Le marché du pétrole en chute libre : l'OPEP+ change de stratégie pour viser les parts de marché

Les prix du pétrole ont plongé sous des seuils psychologiques lundi, alors que les traders réagissaient à la deuxième augmentation de production consécutive de l'OPEP+, une décision qui marque un changement majeur de stratégie pour cette puissante alliance de producteurs. Le pétrole brut Brent a chuté de plus de 4 % pour atteindre 59,25 dollars le baril, tandis que le WTI (indice de référence américain) a glissé à 56,19 dollars, poursuivant une baisse rapide qui secoue les marchés de l'énergie depuis avril.

La vente massive s'est accélérée après l'annonce surprise de samedi : huit membres de l'OPEP+, dont les poids lourds l'Arabie Saoudite et la Russie, augmenteraient leur production de 411 000 barils par jour en juin. Cela fait suite à des hausses similaires en avril et mai, portant l'offre supplémentaire totale à près d'un million de barils par jour sur une période de trois mois.

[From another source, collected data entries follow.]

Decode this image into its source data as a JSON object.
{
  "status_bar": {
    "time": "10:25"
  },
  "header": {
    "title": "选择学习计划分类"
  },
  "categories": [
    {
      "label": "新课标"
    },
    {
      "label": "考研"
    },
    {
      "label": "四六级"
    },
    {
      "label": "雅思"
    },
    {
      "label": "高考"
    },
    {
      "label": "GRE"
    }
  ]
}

« Nous assistons à un véritable changement révolutionnaire dans la stratégie de l'OPEP+ », a déclaré un stratège chevronné du marché pétrolier dans une grande banque d'investissement à Londres. « Après des années à privilégier la stabilité des prix au-dessus de 90 dollars le baril, Riyad semble prêt à sacrifier ses revenus à court terme pour réaffirmer la discipline et la domination du marché. »

OPEP + Russie (diplomacybeyond.com)
OPEP + Russie (diplomacybeyond.com)

Le pari calculé du Royaume

Le moment choisi par l'Arabie Saoudite pour ce changement stratégique a surpris les observateurs du marché. Il intervient malgré l'affaiblissement des prévisions de demande et dans un contexte de politiques tarifaires du président Donald Trump qui ont accru les craintes de récession mondiale.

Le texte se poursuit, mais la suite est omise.